È un copione già visto, ed è quello che ha permesso fin qui a Berlusconi di superare anche i momenti più difficili. Tornare a recitarlo sarebbe, da parte del centro e della sinistra, un’imperdonabile pulsione suicida. Bisogna scegliere un’altra strada. La strada di un progetto convincente ed equilibrato per la riforma della giustizia.
La premessa per imboccare questa via è il rifiuto della proposta berlusconiana. E questo rifiuto c’è, anche se viene espresso con toni diversi. Il Pd lo proclama a gran voce, mentre Casini usa parole flautate per dire sostanzialmente le stesse cose. Dunque non dovrebbe esserci problema, e invece non è così. Il fatto è che Pd e Terzo Polo parlano a fasce diverse dell’opinione pubblica. Bersani deve rispondere a cittadini furibondi, che non ne possono più di Berlusconi e della sua corte dei miracoli, e che non vogliono vedere i loro rappresentanti seduti allo stesso tavolo del Cavaliere, anche se lo facessero per combatterlo meglio. Casini si rivolge ad un elettorato più incerto, che non detesta il premier e magari in passato lo ha anche apprezzato, e che oggi chiede ragionevolezza e pacatezza.
Non è perciò il caso di scandalizzarsi per la differenza di toni. Non è questo che farà danni.
Piuttosto bisogna ragionare bene sul perché Berlusconi, che parla da anni di riforma della giustizia, abbia deciso di passare ai fatti proprio adesso, e per di più offrendosi di sgombrare il campo dagli oggetti di polemica che lo rendevano un facile bersaglio, come le leggi ad personam pendenti in Parlamento. Non è difficile da capire: il caso Ruby lo ha azzoppato, i processi si avvicinano, e lui ha un disperato bisogno di parlare, e di far parlare, d’altro. Ben sapendo che un progetto di riforma costituzionale di questa portata ha scarsissime possibilità di essere approvato dalle Camere nel tempo residuo della legislatura, ammesso che questa arrivi alla scadenza naturale del 2013.
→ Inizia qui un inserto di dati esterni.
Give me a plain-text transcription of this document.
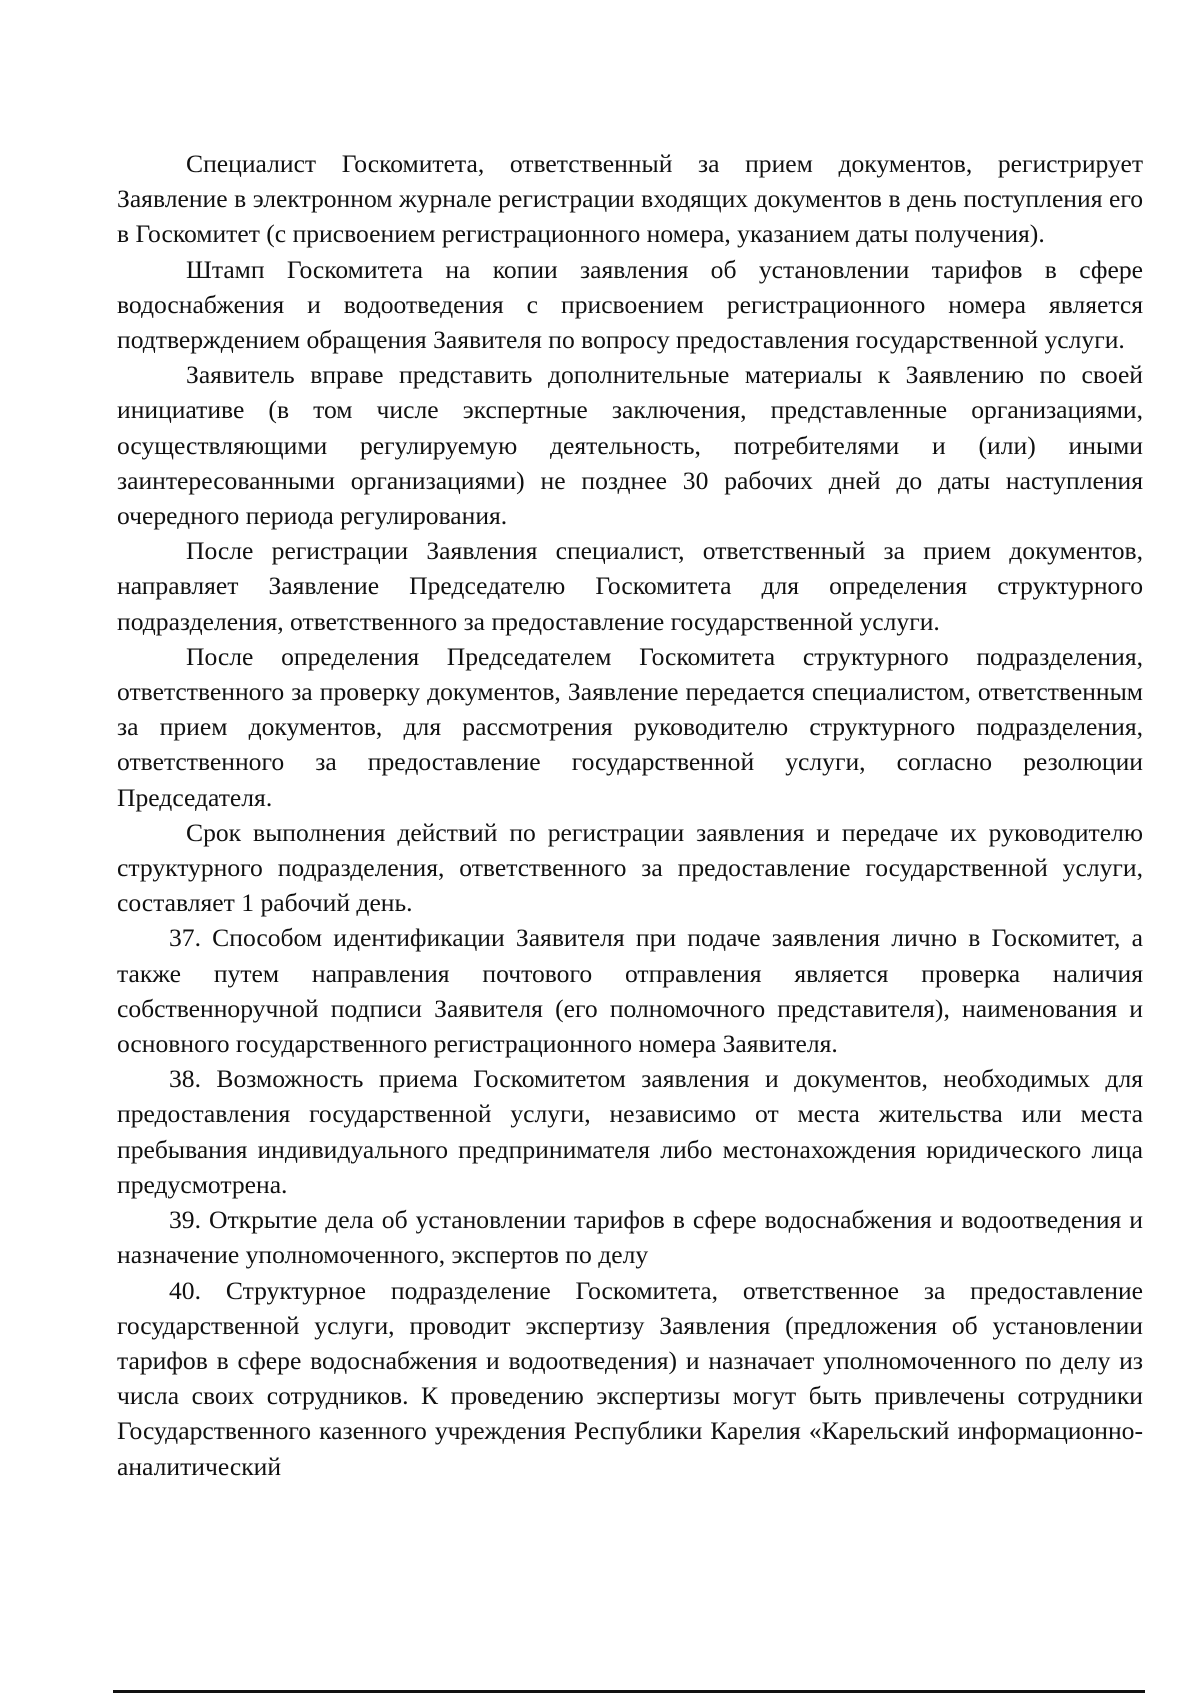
Специалист Госкомитета, ответственный за прием документов, регистрирует Заявление в электронном журнале регистрации входящих документов в день поступления его в Госкомитет (с присвоением регистрационного номера, указанием даты получения).

Штамп Госкомитета на копии заявления об установлении тарифов в сфере водоснабжения и водоотведения с присвоением регистрационного номера является подтверждением обращения Заявителя по вопросу предоставления государственной услуги.

Заявитель вправе представить дополнительные материалы к Заявлению по своей инициативе (в том числе экспертные заключения, представленные организациями, осуществляющими регулируемую деятельность, потребителями и (или) иными заинтересованными организациями) не позднее 30 рабочих дней до даты наступления очередного периода регулирования.

После регистрации Заявления специалист, ответственный за прием документов, направляет Заявление Председателю Госкомитета для определения структурного подразделения, ответственного за предоставление государственной услуги.

После определения Председателем Госкомитета структурного подразделения, ответственного за проверку документов, Заявление передается специалистом, ответственным за прием документов, для рассмотрения руководителю структурного подразделения, ответственного за предоставление государственной услуги, согласно резолюции Председателя.

Срок выполнения действий по регистрации заявления и передаче их руководителю структурного подразделения, ответственного за предоставление государственной услуги, составляет 1 рабочий день.

37. Способом идентификации Заявителя при подаче заявления лично в Госкомитет, а также путем направления почтового отправления является проверка наличия собственноручной подписи Заявителя (его полномочного представителя), наименования и основного государственного регистрационного номера Заявителя.

38. Возможность приема Госкомитетом заявления и документов, необходимых для предоставления государственной услуги, независимо от места жительства или места пребывания индивидуального предпринимателя либо местонахождения юридического лица предусмотрена.

39. Открытие дела об установлении тарифов в сфере водоснабжения и водоотведения и назначение уполномоченного, экспертов по делу

40. Структурное подразделение Госкомитета, ответственное за предоставление государственной услуги, проводит экспертизу Заявления (предложения об установлении тарифов в сфере водоснабжения и водоотведения) и назначает уполномоченного по делу из числа своих сотрудников. К проведению экспертизы могут быть привлечены сотрудники Государственного казенного учреждения Республики Карелия «Карельский информационно-аналитический
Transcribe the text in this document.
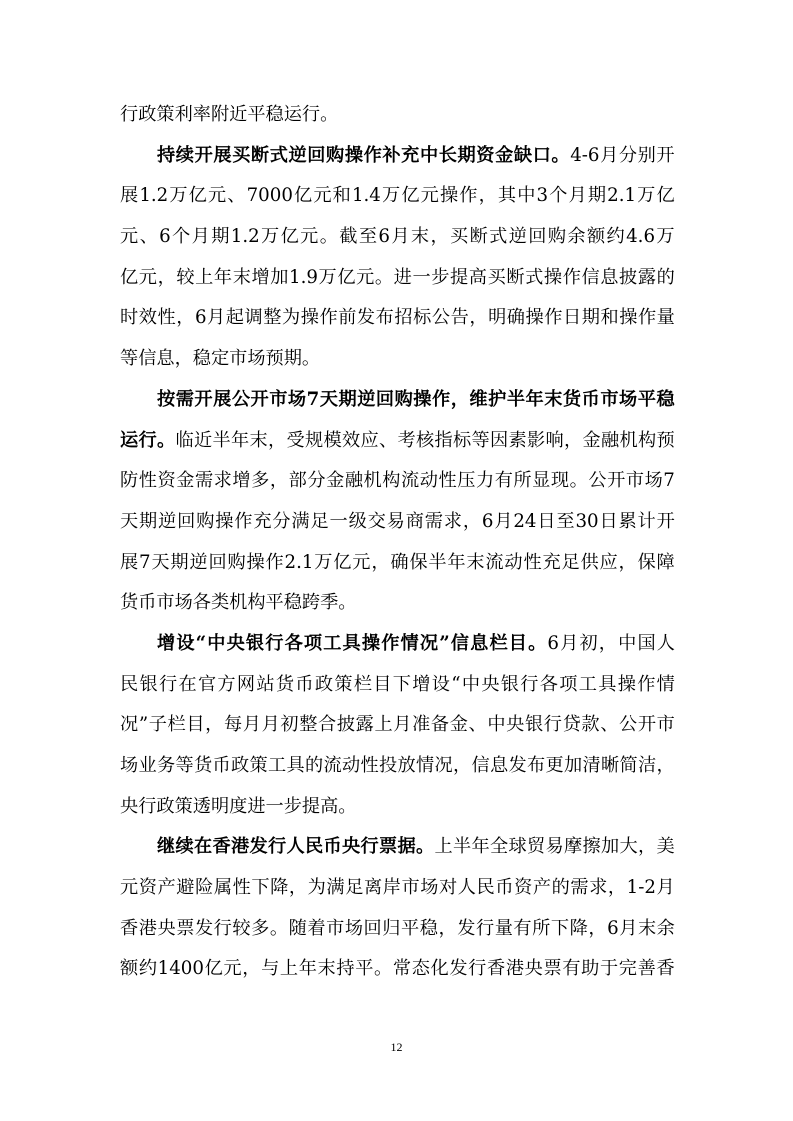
行政策利率附近平稳运行。
持 续 开 展 买 断 式 逆 回 购 操 作 补 充 中 长 期 资 金 缺 口 。 4-6 月 分 别 开
展 1.2 万 亿 元 、 7000 亿 元 和 1.4 万 亿 元 操 作 ， 其 中 3 个 月 期 2.1 万 亿
元 、 6 个 月 期 1.2 万 亿 元 。 截 至 6 月 末 ， 买 断 式 逆 回 购 余 额 约 4.6 万
亿 元 ， 较 上 年 末 增 加 1.9 万 亿 元 。 进 一 步 提 高 买 断 式 操 作 信 息 披 露 的
时 效 性 ， 6 月 起 调 整 为 操 作 前 发 布 招 标 公 告 ， 明 确 操 作 日 期 和 操 作 量
等信息，稳定市场预期。
按 需 开 展 公 开 市 场 7 天 期 逆 回 购 操 作 ， 维 护 半 年 末 货 币 市 场 平 稳
运 行 。 临 近 半 年 末 ， 受 规 模 效 应 、 考 核 指 标 等 因 素 影 响 ， 金 融 机 构 预
防 性 资 金 需 求 增 多 ， 部 分 金 融 机 构 流 动 性 压 力 有 所 显 现 。 公 开 市 场 7
天 期 逆 回 购 操 作 充 分 满 足 一 级 交 易 商 需 求 ， 6 月 24 日 至 30 日 累 计 开
展 7 天 期 逆 回 购 操 作 2.1 万 亿 元 ， 确 保 半 年 末 流 动 性 充 足 供 应 ， 保 障
货币市场各类机构平稳跨季。
增 设 “ 中 央 银 行 各 项 工 具 操 作 情 况 ” 信 息 栏 目 。 6 月 初 ， 中 国 人
民 银 行 在 官 方 网 站 货 币 政 策 栏 目 下 增 设 “ 中 央 银 行 各 项 工 具 操 作 情
况 ” 子 栏 目 ， 每 月 月 初 整 合 披 露 上 月 准 备 金 、 中 央 银 行 贷 款 、 公 开 市
场 业 务 等 货 币 政 策 工 具 的 流 动 性 投 放 情 况 ， 信 息 发 布 更 加 清 晰 简 洁 ，
央行政策透明度进一步提高。
继 续 在 香 港 发 行 人 民 币 央 行 票 据 。 上 半 年 全 球 贸 易 摩 擦 加 大 ， 美
元 资 产 避 险 属 性 下 降 ， 为 满 足 离 岸 市 场 对 人 民 币 资 产 的 需 求 ， 1-2 月
香 港 央 票 发 行 较 多 。 随 着 市 场 回 归 平 稳 ， 发 行 量 有 所 下 降 ， 6 月 末 余
额 约 1400 亿 元 ， 与 上 年 末 持 平 。 常 态 化 发 行 香 港 央 票 有 助 于 完 善 香
12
L’intera faccenda assomiglia dunque a un colossale diversivo, anche se assai insidioso. C’è allora un modo semplice per smontarlo: presentare un progetto alternativo. Va detto che il Pd quel progetto ce l’ha già, e l’ha anche presentato in Parlamento. Quello che manca è di presentarlo ai cittadini, di aprire su di esso un confronto costruttivo che coinvolga il Terzo Polo, e di sbatterlo sul tavolo del Cavaliere.
Non sembra un’operazione troppo difficile. A meno di non voler fare la fine dei polli di Renzo.